她跟在太後身邊這麼多年,又怎麼會不明白太後的心思?太後從始至終就不是一個安於現狀的女人,從她當年勇於跟隨高祖打天下開始,就處處透露著她的野心和欲望。
如今高祖駕崩,當今聖上登基,正是太後掌權的好時候。當今聖上雖然聰穎,文治武功樣樣不輸給先帝的其他兒子,可卻敗在那不會爭權奪利的性子。
若當今聖上出身在平凡人家,必定是一代江湖遊俠,琴棋書畫詩酒花茶,可惜……他卻出身在最尊貴的皇家,被桎梏於那把高高在上的龍椅上。

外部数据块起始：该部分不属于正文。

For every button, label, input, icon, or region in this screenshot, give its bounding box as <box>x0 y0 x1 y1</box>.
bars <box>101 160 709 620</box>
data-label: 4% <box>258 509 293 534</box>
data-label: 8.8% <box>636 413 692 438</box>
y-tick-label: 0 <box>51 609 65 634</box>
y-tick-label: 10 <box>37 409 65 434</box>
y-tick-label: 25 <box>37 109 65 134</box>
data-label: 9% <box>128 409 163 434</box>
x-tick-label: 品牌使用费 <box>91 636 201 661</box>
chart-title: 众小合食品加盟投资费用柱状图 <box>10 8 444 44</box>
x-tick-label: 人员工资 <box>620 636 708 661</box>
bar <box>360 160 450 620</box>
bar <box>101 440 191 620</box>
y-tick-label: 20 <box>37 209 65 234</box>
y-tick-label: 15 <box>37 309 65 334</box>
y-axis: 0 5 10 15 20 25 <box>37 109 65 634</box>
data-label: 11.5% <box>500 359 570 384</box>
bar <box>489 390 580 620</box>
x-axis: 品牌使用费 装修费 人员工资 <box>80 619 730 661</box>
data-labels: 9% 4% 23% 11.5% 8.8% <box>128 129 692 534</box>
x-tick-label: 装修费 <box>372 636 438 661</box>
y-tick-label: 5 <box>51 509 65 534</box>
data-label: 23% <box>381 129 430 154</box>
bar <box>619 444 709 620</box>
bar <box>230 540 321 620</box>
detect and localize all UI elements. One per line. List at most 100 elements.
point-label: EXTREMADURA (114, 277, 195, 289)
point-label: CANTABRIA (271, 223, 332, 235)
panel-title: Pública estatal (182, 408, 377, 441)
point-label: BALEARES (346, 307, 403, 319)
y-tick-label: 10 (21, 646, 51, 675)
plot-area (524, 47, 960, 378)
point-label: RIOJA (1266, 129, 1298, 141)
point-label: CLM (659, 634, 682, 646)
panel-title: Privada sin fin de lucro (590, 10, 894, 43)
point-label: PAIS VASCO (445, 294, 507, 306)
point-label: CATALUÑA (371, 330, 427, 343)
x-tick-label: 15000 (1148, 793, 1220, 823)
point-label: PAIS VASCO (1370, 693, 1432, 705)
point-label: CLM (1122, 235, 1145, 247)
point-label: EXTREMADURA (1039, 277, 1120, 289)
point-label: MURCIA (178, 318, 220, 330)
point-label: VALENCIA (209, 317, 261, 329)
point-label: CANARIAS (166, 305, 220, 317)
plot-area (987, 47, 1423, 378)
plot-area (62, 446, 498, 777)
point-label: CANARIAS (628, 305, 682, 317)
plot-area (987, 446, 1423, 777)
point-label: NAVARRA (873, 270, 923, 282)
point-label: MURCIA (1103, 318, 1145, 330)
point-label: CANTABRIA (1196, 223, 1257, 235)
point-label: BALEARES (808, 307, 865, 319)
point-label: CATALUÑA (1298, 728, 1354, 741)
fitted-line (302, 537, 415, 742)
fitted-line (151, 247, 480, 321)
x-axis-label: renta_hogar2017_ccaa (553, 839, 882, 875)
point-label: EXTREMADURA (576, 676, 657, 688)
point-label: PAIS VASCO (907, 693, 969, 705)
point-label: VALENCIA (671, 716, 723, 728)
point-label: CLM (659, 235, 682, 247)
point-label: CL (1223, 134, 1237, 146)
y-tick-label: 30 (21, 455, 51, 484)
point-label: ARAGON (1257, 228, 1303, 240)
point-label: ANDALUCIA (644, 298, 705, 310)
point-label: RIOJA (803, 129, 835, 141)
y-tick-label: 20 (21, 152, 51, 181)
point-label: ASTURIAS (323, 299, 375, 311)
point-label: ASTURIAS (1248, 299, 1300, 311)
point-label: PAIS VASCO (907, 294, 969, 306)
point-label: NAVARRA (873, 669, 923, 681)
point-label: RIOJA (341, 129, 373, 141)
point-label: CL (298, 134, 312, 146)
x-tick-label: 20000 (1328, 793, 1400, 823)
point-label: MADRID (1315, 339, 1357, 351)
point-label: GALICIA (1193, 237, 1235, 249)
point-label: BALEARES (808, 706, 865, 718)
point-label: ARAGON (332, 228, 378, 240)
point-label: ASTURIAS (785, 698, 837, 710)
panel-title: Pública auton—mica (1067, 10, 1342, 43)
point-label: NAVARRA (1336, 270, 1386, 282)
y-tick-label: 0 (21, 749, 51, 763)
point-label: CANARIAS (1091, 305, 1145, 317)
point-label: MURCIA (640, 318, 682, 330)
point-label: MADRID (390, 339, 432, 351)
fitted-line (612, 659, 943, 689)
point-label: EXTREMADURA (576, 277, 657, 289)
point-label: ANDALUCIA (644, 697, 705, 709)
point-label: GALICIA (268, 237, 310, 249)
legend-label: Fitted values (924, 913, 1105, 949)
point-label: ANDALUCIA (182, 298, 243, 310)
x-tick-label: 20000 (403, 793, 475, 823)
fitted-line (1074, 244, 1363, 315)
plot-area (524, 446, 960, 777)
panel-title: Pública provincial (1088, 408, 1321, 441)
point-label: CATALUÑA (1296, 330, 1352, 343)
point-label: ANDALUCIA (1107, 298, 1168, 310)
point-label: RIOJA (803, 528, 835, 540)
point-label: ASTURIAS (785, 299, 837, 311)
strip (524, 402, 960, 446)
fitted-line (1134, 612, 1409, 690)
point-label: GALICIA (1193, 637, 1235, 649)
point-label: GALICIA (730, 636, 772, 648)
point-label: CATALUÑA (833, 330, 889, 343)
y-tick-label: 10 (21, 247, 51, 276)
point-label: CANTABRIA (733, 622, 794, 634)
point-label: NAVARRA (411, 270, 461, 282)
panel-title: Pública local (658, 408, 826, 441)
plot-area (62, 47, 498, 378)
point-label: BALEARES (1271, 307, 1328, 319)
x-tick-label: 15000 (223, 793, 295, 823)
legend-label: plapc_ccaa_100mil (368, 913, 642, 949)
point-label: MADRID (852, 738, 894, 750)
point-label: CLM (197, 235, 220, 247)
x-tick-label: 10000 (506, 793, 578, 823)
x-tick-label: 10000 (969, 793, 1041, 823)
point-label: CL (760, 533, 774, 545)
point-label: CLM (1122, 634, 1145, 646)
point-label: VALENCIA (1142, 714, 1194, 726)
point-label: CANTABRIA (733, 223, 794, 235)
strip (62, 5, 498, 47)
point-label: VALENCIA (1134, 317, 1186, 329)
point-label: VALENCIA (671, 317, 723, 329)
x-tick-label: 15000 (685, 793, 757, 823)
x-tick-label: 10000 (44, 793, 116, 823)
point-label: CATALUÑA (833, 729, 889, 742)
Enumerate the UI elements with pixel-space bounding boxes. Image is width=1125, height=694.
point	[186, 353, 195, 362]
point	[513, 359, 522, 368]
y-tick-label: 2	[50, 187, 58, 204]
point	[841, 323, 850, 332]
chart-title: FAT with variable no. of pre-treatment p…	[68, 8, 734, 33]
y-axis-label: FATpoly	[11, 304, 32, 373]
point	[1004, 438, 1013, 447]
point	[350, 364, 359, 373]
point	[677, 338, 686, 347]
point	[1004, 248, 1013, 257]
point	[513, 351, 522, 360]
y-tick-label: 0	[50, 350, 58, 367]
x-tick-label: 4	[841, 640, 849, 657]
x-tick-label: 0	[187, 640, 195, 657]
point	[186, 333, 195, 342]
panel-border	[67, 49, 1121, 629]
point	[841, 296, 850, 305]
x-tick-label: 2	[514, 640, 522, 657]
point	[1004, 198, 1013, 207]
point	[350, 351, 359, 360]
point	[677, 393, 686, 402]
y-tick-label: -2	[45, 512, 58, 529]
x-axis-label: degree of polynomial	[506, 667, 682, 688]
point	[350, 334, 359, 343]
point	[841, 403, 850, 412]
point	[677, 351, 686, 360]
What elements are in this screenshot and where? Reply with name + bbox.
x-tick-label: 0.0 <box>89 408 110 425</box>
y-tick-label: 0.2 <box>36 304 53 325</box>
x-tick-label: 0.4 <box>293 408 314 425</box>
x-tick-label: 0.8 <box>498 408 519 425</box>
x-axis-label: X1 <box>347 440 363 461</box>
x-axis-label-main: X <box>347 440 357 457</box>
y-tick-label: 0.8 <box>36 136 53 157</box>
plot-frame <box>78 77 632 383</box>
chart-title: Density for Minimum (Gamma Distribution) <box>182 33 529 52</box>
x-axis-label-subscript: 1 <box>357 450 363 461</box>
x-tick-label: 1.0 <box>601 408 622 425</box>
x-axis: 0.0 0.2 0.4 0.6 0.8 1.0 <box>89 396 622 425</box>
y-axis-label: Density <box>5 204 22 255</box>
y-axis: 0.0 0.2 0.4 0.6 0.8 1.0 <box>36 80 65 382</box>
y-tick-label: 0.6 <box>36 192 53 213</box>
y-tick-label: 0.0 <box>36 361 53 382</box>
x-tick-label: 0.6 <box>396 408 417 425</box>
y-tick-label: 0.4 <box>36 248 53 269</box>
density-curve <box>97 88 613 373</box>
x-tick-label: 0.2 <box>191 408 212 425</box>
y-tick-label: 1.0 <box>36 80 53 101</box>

而此時,長明宮裏,沈澤看著自己麵前案幾上堆放的奏折,心中騰起一陣怒火。
他雙手緊握成拳頭,嘴唇微抿,眉頭緊蹙,眼睛眯著,胸腔上下起伏,所有的表象都證明了他此時的心緒不寧,似乎在努力隱忍著什麼。
羅鬆站在沈澤的側身後,弓著身子聽候差遣,可等了許久,也不見皇上有任何表示。
長明宮的門口還守著四個太監,門裏兩個,門外兩個,一旁的耳房茶室裏,還有四個奉茶宮女在候著。
沈澤的目光從這些人的臉上一一掃過,心中的怒意更深。
他心中清楚的很,這些人中,有多少是太後故意放在長明宮的細作,日日監視著他的一舉一動,一旦他有什麼動作,就能傳到太後的耳朵裏,讓她提前準備。
“把顧清銘給朕叫來。”良久之後,沈澤才冷冷的吩咐著。
“奴才遵旨。”羅鬆聞言,立即應下,然後走出殿門,找了個小太監,去傳旨了。
顧清銘此時還在西郊大營,小太監一路快馬,將聖上的旨意帶到,說是請顧將軍速速進宮一趟。
看見這小太監焦急的神色,顧清銘片刻也不敢耽擱,直接翻身上馬,從西郊大營回京城。
一路上,顧清銘心有不解,便開口問著:“敢問這位公公,皇上急召所為何事?”
“將軍客氣了,奴才小泉子,當不起一聲公公。”那小太監恭敬地說著,然後再次開口,“皇上召見將軍所為何事,這個奴才不知,奴才隻知道今兒個一大早,丞相聯合禦史大夫,還有底下的一眾官員,同時向皇上遞了折子。”
“什麼折子?”顧清銘皺眉問道。
“這個……奴才就不清楚了。”小泉子略有些抱歉地說著。
顧清銘也沒有再追問,畢竟這小泉子並非近身伺候皇上的,什麼折子他自然不清楚,不過不管怎麼樣,等他進了宮見到皇上,就什麼都清楚了。
半柱香的時間,顧清銘總算到了長明宮,見到了沈澤。
“微臣參見皇上——”顧清銘剛要下跪行禮,卻見沈澤將案幾上堆放的折子全部掃落在地上,怒氣已經升騰到頂點。
顧清銘有些愕然,正好有一本折子落在他的麵前,於是他撿起來,匆匆看過去。
這是禦使大夫上書沈澤,請求沈澤將吳老將軍的舊部劃歸秦元凱部下的折子。顧清銘再撿起另外一本,是太尉的折子,還有丞相的,禦史中丞的……
所有的折子都隻說了一件事,都是兵權的歸屬問題。
看了這些內容,顧清銘頓時明白,為什麼沈澤會這麼生氣。西南軍隊的歸屬,都已經在早朝上商量過了,可是這些人一個個卻事後上書,簡直就像是約好的,成心要給皇上添堵。